View your verification system in action

With everything configured, you are now ready to see your facial recognition machine in action by watching the transform camera as a person passes in front of the camera.

To view your machine’s transform camera overlay:

  1. On your machine’s CONTROL page in the Viam app, select the transform camera pane, which is listed by the name you gave it in the previous session, such as my-transform-camera.

  2. Enable the view toggle to see a live camera feed from your camera, overlaid by the current state of the verification-system module, which should be TRIGGER_1 if no people are present in-frame.

  3. Have one or more people walk in front of the camera and look directly into it. Watch the state change to COUNTDOWN and then DISARMED when an approved person is detected, or to ALARM if no approved person appears within 10 seconds!

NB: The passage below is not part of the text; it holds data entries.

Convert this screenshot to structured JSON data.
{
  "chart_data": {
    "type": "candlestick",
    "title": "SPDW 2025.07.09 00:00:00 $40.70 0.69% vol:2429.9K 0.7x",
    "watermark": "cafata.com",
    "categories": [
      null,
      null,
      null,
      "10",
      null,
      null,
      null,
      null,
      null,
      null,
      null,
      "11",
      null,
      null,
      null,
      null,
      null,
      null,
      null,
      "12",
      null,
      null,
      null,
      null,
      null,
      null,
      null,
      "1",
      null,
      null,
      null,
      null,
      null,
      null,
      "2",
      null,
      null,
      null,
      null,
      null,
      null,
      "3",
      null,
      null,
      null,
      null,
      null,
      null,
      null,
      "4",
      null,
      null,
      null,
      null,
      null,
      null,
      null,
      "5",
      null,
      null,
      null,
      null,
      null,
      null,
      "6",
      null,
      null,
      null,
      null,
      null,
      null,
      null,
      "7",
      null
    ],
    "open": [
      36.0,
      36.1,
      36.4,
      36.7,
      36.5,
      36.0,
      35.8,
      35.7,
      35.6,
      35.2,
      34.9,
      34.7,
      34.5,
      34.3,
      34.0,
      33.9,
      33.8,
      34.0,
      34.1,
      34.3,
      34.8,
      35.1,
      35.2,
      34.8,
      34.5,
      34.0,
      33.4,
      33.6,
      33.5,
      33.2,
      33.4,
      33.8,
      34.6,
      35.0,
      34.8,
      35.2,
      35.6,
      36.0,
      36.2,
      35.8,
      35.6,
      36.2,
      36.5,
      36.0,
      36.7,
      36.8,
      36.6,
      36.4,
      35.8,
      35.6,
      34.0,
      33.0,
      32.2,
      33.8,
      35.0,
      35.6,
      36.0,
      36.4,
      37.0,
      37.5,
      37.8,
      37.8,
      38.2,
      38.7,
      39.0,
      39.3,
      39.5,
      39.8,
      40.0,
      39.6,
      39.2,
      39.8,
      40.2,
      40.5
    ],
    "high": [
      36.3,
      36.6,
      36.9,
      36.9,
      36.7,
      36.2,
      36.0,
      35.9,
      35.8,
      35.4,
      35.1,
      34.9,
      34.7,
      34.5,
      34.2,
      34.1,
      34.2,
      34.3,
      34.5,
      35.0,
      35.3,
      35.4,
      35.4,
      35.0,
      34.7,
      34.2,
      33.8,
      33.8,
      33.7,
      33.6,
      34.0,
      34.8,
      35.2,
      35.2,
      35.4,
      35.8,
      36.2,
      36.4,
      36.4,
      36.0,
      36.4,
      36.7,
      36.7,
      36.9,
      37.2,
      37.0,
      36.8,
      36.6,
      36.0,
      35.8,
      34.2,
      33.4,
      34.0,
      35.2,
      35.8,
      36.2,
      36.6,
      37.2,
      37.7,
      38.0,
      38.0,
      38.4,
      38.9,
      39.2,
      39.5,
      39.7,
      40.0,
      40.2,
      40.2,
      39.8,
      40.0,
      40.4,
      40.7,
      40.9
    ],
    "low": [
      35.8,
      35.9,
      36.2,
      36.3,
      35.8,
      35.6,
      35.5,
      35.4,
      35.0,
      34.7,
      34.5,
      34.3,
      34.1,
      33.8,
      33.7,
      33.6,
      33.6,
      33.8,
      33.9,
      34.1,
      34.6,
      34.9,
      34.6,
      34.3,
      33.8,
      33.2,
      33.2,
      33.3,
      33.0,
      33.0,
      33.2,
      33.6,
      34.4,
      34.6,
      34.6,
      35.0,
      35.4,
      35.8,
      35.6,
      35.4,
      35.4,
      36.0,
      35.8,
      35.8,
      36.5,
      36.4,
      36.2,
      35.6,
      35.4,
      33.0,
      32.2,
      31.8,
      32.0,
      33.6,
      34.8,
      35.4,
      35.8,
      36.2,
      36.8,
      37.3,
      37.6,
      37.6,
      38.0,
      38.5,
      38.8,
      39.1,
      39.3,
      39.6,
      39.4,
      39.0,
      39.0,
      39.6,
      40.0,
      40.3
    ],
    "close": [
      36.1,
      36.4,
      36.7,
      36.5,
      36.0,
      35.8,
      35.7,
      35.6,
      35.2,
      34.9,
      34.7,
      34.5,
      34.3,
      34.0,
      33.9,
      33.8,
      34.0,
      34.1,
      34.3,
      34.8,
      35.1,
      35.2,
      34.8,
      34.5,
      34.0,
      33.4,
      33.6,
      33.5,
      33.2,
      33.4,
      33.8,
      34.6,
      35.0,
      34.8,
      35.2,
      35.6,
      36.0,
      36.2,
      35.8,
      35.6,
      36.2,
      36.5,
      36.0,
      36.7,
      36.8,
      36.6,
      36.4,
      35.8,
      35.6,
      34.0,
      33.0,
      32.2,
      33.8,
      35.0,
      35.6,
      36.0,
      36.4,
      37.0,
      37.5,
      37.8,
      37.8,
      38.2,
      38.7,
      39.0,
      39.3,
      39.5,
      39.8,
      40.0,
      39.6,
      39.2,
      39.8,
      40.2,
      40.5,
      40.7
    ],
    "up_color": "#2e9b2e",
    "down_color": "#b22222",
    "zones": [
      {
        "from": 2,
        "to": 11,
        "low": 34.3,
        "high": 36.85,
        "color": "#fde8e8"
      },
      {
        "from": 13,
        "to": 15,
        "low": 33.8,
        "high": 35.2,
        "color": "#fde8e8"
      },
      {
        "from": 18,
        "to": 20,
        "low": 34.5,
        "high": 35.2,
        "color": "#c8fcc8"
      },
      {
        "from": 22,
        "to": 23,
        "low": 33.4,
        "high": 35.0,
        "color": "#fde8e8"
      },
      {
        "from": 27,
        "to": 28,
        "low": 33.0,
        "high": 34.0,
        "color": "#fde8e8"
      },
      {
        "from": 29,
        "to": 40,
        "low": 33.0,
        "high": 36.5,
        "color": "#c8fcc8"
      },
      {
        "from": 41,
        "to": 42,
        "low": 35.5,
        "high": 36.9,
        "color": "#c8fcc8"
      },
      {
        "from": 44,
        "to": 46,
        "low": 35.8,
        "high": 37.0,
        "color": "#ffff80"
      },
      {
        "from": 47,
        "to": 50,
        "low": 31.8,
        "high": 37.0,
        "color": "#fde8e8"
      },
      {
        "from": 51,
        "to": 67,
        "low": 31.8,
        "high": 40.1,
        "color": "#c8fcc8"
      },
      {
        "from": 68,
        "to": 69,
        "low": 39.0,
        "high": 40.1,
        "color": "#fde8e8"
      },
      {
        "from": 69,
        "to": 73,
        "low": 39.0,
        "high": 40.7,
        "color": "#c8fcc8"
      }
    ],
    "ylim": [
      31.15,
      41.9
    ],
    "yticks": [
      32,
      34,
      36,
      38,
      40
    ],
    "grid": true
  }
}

    Verification camera feed

Next steps

Now that you’ve got the verification aspect of your system working, you can use this as a launch point for customizing your own DIY home security system. For example:

  • Write a program using one of the Viam SDK to poll the facial-verification module for its current state, and take action when a particular state is reached. For example, you could use GetClassificationsFromCamera() to capture when a transition into the ALARM state occurs, and then send you an email with the captured image of the trespasser!
  • Try changing the type of detectors, using different detectors for the TRIGGER_1 and TRIGGER_2 states.
  • Add the filtered camera module to your machine, and use it as the source camera in your verification system in order to save images to the Viam Cloud only when the system enters into specific states. This way, you could limit the images captured and synced to only those you are interested in reviewing later, for example.
  • If you don’t want the ALARM capabilities, and would like to just use it as a notification system when a detector gets triggered, set disable_alarm: true in the config, which prevents TRIGGER_2 from entering into the COUNTDOWN state, meaning the system will only cycle between the states of TRIGGER_1 and TRIGGER_2.
  • Use entering into the state TRIGGER_2 as a way to send notifications.